Corrosion Behavior of Zn-Al-Mg-Si Coatings in Sulfur Dioxide-Containing Environment

Abstract

Zn-Al-Mg-Si coatings are an excellent alternative to conventional hot-dip galvanizing coatings. Their high corrosion resistance in corrosive environments containing chlorides and CO2 is well recognized. But sulfur dioxide is also an important stimulator of corrosion in the atmospheric environment. This article presents the results of microstructure (SEM/EDS/XRD) and corrosion behavior tests of Zn-Al-Mg-Si coatings obtained by a double hot-dip method on HSLA steel. The corrosion resistance of the coatings was determined in the sulfur dioxide test with general condensation of moisture (EN ISO 6988). In the corrosion test, Zn-Al-Mg-Si coatings showed twofold smaller weight loss compared to conventional hot-dip zinc coatings. It was found that the corrosion behavior of coatings was influenced by the structural components revealed in the outer layer: Al-rich dendritic and interdendritic areas with Zn/MgZn2 eutectic, MgZn2 intermetallic and Si precipitates and their electrochemical nature.

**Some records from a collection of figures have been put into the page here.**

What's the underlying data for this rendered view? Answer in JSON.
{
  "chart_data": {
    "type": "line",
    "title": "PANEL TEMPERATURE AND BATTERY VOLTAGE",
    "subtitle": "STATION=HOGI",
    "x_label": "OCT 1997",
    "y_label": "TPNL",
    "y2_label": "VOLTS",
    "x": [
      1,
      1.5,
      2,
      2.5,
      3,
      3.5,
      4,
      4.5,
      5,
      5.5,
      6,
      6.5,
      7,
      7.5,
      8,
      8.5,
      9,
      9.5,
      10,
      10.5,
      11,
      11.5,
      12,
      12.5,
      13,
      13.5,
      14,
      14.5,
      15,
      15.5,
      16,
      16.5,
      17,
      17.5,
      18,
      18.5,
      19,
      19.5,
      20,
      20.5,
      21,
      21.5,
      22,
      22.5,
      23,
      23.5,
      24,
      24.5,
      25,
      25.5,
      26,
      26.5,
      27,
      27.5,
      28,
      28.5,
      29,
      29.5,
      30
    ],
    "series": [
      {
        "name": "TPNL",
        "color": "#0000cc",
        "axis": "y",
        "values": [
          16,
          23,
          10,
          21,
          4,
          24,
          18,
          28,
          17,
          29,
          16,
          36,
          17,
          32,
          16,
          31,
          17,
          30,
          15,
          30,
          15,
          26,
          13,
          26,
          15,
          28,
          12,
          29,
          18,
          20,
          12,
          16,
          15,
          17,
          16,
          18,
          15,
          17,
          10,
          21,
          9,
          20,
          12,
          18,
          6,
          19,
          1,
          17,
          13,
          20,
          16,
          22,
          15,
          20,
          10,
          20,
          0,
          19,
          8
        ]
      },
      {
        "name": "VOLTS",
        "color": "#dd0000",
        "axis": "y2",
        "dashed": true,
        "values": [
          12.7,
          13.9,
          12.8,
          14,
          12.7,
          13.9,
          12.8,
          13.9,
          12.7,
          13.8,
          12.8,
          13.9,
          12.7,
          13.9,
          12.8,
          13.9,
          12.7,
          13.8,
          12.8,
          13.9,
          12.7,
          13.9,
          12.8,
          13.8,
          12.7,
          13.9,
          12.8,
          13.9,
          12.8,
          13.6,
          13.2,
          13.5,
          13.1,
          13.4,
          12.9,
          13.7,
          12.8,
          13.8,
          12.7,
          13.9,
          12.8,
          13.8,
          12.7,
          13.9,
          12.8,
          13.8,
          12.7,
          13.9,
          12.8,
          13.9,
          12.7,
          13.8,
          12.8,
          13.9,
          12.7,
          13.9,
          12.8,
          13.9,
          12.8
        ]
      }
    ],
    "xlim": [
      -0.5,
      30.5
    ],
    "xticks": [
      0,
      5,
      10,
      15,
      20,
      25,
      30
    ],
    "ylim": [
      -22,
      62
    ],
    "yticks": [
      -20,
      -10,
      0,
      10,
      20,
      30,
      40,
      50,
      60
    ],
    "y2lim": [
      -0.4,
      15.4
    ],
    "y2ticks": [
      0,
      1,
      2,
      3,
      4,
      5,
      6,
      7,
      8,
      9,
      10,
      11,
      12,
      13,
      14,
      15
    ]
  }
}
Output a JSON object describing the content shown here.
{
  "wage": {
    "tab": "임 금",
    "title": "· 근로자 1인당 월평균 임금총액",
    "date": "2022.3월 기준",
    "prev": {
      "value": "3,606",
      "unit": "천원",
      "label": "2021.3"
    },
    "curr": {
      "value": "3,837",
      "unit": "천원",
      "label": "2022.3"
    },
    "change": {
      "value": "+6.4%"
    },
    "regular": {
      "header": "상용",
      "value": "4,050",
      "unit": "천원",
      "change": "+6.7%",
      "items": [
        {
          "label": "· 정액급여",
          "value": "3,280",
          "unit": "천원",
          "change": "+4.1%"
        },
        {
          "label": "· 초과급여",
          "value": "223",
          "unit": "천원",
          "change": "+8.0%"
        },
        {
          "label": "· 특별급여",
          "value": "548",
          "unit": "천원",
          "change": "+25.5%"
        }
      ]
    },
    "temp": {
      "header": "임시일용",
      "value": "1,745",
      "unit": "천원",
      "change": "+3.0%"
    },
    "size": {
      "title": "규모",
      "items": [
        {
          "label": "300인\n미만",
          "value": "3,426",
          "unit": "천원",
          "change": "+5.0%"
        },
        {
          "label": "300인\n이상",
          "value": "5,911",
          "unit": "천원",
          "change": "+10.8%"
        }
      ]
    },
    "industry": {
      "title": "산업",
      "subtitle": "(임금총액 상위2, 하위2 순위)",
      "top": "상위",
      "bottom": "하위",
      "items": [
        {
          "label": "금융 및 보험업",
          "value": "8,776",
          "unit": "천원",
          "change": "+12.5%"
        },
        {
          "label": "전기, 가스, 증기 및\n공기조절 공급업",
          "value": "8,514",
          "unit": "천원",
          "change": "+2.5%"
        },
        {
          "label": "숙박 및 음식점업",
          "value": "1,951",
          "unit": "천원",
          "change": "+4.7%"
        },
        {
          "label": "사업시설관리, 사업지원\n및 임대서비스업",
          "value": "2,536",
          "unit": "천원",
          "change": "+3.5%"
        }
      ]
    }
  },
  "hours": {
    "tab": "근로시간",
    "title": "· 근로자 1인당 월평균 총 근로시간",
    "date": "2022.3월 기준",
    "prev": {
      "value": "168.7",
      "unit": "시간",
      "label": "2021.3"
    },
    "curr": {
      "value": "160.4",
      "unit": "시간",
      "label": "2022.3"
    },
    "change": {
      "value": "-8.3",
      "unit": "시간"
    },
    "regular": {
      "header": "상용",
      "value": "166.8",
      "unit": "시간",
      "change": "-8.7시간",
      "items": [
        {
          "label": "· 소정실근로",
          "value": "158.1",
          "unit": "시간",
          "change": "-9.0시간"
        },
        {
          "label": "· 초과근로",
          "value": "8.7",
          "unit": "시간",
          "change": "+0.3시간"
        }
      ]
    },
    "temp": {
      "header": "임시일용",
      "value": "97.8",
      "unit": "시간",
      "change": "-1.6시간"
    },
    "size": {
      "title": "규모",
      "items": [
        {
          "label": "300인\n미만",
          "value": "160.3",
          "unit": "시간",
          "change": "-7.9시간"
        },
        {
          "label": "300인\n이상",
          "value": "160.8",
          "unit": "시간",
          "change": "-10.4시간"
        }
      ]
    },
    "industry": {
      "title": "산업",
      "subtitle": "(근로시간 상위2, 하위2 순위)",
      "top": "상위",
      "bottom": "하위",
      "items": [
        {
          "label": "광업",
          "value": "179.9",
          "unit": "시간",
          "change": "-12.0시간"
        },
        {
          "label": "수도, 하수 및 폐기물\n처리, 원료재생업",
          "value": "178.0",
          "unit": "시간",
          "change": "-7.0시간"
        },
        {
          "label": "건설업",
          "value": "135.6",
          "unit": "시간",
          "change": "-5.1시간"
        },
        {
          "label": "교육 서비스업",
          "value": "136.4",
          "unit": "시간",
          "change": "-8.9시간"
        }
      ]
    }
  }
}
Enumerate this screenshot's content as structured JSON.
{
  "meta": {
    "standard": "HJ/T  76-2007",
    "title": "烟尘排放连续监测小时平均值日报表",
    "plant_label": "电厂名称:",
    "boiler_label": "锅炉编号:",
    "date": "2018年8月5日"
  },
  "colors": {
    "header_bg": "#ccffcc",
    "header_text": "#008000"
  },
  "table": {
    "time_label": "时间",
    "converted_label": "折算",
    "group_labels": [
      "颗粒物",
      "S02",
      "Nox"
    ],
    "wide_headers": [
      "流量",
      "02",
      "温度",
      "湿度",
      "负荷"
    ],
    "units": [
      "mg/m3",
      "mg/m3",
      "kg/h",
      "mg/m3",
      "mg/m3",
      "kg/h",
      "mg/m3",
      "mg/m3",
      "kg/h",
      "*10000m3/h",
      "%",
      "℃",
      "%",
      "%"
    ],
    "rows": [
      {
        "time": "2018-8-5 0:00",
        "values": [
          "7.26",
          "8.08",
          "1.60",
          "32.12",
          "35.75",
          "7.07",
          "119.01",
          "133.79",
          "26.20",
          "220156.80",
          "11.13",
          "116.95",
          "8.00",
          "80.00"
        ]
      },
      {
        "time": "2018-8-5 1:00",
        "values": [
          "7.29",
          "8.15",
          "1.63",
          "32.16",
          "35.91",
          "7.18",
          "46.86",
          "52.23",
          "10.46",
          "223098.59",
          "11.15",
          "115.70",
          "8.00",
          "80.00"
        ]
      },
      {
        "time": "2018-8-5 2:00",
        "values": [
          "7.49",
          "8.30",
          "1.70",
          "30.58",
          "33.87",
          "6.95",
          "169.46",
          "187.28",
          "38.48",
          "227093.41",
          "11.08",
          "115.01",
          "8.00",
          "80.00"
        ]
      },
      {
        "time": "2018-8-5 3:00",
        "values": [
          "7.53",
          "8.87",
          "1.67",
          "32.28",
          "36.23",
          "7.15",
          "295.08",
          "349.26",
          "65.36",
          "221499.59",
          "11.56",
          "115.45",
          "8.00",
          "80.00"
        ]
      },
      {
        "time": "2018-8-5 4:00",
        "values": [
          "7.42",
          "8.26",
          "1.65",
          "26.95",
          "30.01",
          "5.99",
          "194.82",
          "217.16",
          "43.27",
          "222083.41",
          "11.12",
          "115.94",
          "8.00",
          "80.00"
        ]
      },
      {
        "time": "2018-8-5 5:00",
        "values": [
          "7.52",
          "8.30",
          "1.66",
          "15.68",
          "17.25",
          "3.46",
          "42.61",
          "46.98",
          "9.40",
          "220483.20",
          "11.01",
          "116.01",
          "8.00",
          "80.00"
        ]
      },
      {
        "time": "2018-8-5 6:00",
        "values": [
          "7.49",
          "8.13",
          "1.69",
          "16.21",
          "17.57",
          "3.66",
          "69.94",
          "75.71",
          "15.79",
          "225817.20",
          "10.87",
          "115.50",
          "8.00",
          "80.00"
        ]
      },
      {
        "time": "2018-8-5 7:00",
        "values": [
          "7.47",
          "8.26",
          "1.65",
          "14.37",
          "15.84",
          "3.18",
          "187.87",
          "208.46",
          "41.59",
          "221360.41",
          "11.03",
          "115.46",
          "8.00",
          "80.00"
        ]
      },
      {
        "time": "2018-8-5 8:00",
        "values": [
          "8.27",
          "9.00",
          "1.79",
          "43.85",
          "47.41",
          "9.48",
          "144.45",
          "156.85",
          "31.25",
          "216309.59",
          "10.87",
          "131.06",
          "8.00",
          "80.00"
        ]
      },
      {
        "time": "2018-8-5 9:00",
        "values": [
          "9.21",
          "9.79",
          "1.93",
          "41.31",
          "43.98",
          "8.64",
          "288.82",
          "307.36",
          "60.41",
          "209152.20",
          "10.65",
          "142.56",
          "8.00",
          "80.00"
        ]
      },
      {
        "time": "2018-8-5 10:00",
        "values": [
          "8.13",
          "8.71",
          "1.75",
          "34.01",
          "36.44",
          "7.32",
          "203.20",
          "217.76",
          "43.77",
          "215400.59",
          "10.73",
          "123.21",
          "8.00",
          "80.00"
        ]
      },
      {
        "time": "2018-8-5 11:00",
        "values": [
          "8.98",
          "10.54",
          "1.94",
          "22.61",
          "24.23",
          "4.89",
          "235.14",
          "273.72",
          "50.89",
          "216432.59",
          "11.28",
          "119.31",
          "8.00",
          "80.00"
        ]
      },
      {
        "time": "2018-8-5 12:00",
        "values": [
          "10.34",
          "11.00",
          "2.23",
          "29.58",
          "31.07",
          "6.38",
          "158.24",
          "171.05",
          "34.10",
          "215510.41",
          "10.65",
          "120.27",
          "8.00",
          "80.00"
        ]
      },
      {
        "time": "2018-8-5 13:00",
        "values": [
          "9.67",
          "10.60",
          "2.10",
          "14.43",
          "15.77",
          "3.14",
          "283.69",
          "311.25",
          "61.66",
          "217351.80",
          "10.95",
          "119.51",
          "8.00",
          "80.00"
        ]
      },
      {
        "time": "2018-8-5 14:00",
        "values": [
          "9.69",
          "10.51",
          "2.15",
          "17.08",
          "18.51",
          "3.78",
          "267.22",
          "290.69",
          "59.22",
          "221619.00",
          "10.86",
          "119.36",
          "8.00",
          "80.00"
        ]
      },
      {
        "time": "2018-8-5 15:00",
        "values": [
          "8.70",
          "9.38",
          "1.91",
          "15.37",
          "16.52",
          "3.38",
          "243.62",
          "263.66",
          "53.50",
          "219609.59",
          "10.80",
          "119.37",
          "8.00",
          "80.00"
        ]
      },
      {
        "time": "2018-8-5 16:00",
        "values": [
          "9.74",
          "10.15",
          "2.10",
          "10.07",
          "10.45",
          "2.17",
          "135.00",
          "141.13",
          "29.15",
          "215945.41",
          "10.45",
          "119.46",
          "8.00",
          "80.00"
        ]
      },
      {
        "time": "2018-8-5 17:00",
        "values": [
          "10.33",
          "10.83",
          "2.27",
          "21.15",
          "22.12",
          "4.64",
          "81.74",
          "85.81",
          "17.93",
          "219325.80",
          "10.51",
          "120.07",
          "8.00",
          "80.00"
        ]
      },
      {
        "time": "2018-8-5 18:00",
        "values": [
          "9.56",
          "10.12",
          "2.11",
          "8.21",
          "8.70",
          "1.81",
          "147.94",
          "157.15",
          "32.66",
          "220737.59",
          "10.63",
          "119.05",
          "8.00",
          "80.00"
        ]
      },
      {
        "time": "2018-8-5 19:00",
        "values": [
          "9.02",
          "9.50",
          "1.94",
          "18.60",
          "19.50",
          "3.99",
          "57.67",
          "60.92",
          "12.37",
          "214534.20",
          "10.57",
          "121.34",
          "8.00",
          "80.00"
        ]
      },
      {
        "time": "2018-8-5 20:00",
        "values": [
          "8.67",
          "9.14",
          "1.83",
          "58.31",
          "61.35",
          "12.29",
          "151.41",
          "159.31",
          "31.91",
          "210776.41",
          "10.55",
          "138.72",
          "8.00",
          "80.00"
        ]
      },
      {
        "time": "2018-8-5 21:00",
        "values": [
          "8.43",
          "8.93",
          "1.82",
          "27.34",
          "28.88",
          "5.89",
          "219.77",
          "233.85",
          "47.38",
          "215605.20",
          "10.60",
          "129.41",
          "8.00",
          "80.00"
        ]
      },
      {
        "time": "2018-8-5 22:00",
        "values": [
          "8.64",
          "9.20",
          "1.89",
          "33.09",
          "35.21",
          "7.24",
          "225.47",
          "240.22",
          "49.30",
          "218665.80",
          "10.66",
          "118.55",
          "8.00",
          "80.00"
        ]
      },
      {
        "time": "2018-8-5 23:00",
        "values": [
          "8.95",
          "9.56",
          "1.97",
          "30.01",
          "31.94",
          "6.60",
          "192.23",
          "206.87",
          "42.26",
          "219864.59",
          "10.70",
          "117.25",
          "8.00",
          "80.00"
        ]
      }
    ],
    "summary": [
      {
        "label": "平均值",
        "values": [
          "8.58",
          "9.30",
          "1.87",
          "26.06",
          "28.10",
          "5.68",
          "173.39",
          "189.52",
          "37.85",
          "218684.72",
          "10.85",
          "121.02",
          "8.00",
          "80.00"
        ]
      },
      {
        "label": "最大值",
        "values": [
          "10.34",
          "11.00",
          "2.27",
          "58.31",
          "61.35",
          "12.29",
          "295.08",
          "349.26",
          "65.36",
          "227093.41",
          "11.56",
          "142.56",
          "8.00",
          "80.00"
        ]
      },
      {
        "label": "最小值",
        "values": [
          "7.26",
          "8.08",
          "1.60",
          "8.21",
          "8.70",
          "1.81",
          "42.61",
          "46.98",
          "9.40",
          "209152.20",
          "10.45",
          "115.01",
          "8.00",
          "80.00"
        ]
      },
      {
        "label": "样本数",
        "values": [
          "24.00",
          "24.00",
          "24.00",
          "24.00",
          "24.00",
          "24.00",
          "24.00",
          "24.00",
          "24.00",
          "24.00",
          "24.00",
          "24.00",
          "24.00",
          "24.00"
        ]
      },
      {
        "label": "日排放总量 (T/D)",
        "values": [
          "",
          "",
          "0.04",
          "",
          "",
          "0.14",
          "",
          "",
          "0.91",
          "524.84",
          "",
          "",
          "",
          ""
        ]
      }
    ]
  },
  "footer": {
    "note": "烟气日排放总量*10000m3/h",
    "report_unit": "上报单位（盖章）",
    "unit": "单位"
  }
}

The increase in corrosion resistance was caused by the formation of beneficial corrosion products: layered double hydroxides (LDHs) based on divalent Mg2+ and Zn2+ cations, trivalent Al3+ cations and SO42− anions, and zinc hydroxysulfate—Zn4SO4(OH)6∙5H2O. The presence of Si precipitates could cause pitting corrosion of coatings.